Or amazing, or unbelievable.
There’s yet another batch of “awards” this year from Major League Baseball: The GIBBYs, short for Greatness in Baseball Yearly awards. That ain’t even good English. Please.
How many awards can you give already? These seem to duplicate a lot of honors that have been awarded for years: rookies, batters, starting pitchers, defensive player, comeback player, managers, executives, etc. Some of the other categories are interesting — moment, storyline, oddity — but don’t the ESPYs cover those?

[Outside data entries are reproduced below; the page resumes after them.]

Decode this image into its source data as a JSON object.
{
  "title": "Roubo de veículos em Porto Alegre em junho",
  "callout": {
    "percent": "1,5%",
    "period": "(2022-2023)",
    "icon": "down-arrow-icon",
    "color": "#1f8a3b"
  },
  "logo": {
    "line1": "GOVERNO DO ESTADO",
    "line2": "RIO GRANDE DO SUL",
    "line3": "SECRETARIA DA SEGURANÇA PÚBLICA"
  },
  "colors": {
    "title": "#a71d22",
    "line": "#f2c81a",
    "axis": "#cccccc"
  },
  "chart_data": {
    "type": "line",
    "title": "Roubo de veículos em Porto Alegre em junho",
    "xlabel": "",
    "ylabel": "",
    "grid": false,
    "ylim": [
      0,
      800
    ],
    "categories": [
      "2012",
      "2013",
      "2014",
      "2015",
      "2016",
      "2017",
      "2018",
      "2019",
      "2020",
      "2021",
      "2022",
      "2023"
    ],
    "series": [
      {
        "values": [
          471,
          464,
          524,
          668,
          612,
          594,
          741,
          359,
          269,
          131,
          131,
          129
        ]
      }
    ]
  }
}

This comes from my weekly newsletter from the Society for American Baseball Research:
SABR members will help get to decide who had the best performances of the 2013 baseball season in the 12th annual MLB.com Greatness in Baseball Yearly Awards.
SABR members will have the opportunity to play a key role in selecting the winners of the GIBBYs. The votes from SABR members will be equal to each of the other four categories.
- SABR members (20%)
- MLB.com fans (20%)
- Front office personnel (20%)
- Retired players (20%)
- Media (20%)
Major League Baseball’s A-listers will take home 2013 GIBBY trophies — the ultimate honors of the industry’s awards season — based on votes by media, front-office personnel, MLB alumni, fans at MLB.com and SABR.

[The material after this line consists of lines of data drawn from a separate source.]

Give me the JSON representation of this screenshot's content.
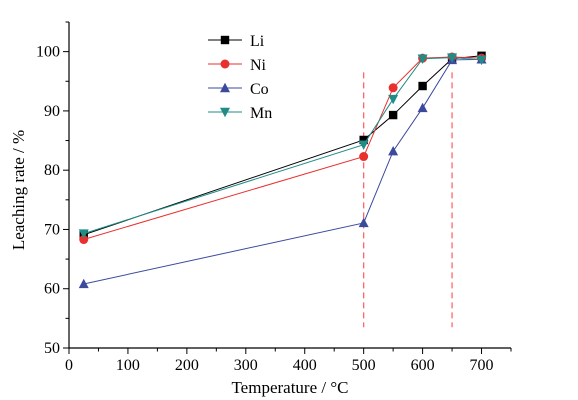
{
  "chart_data": {
    "type": "line",
    "xlabel": "Temperature / °C",
    "ylabel": "Leaching rate / %",
    "xlim": [
      0,
      750
    ],
    "ylim": [
      50,
      105
    ],
    "xticks": [
      0,
      100,
      200,
      300,
      400,
      500,
      600,
      700
    ],
    "yticks": [
      50,
      60,
      70,
      80,
      90,
      100
    ],
    "grid": false,
    "legend_position": "top-center",
    "reference_lines_x": [
      500,
      650
    ],
    "reference_line_color": "#ff6666",
    "series": [
      {
        "name": "Li",
        "color": "#000000",
        "marker": "square",
        "x": [
          25,
          500,
          550,
          600,
          650,
          700
        ],
        "y": [
          69.1,
          85.1,
          89.3,
          94.2,
          98.8,
          99.3
        ]
      },
      {
        "name": "Ni",
        "color": "#e8312f",
        "marker": "circle",
        "x": [
          25,
          500,
          550,
          600,
          650,
          700
        ],
        "y": [
          68.3,
          82.3,
          93.9,
          98.9,
          99.1,
          98.9
        ]
      },
      {
        "name": "Co",
        "color": "#3b4a9c",
        "marker": "triangle-up",
        "x": [
          25,
          500,
          550,
          600,
          650,
          700
        ],
        "y": [
          60.8,
          71.1,
          83.2,
          90.5,
          98.6,
          98.7
        ]
      },
      {
        "name": "Mn",
        "color": "#1f8c86",
        "marker": "triangle-down",
        "x": [
          25,
          500,
          550,
          600,
          650,
          700
        ],
        "y": [
          69.3,
          84.3,
          92.0,
          98.8,
          99.0,
          98.6
        ]
      }
    ]
  }
}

This year’s GIBBY Awards feature nominees in 22 categories. Individual honors will go to the MLB MVP, in addition to the year’s best Starting Pitcher, Hitter, Closer, Setup Man, Rookie, Breakout Hitter, Breakout Pitcher, Comeback Player, Defensive Player, Manager, Executive and Postseason Performer.

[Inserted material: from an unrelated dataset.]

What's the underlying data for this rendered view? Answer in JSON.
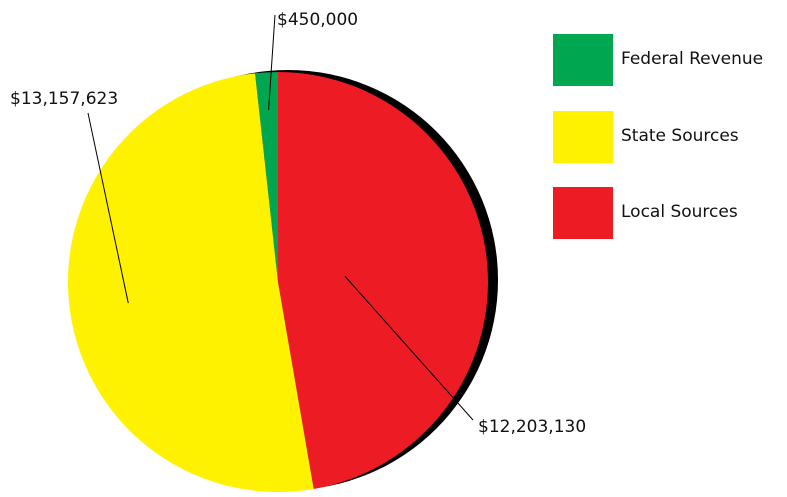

GIBBY trophies also will be awarded for the year’s top Play, Storyline, Hitting Performance, Pitching Performance, Oddity, Walk-off, Cut4 Topic, Regular-Season Moment and Postseason Moment, with video available via MLB.com’s Must C highlight reels.
All 30 clubs are represented among the award candidates. In fact, every team has multiple nominees in 2013 — a testament to the parity of talent around the game.
The winners will be announced at a reception at the annual Baseball Winter Meetings, which will be held December 9-12, 2013, in Orlando, Florida.
I enjoy watching the great plays as much as the next person, and, as the saying goes, there’s always a chance you’ll see something you’ve never seen before (as when the Mets’ Daniel Murphy hit a ball that slipped perfectly through a gap in the outfield wall for a ground rule double). But the hyperbole employed by the announcers has worn thin over time. It seems that everything is “unbelievable.” Why? A player makes a leap to rob the batter of a home run is only unbelievable (to me at least) if he pulls it out of the upper deck, not at an eight foot wall. Maybe I’ve become jaded, but today’s ballplayers are more nimble, stronger and more agile in many cases it seems that their forebears. In addition, the gloves are bigger and better, which no doubt help. Plus we have the technology which gives us the ability to enjoy the p;lay from multiple angles, something that was unavailable to previous generations of fans.
So forgive me if I’m not going to let the announcer tell me what amazing, incredible, or unbelievable.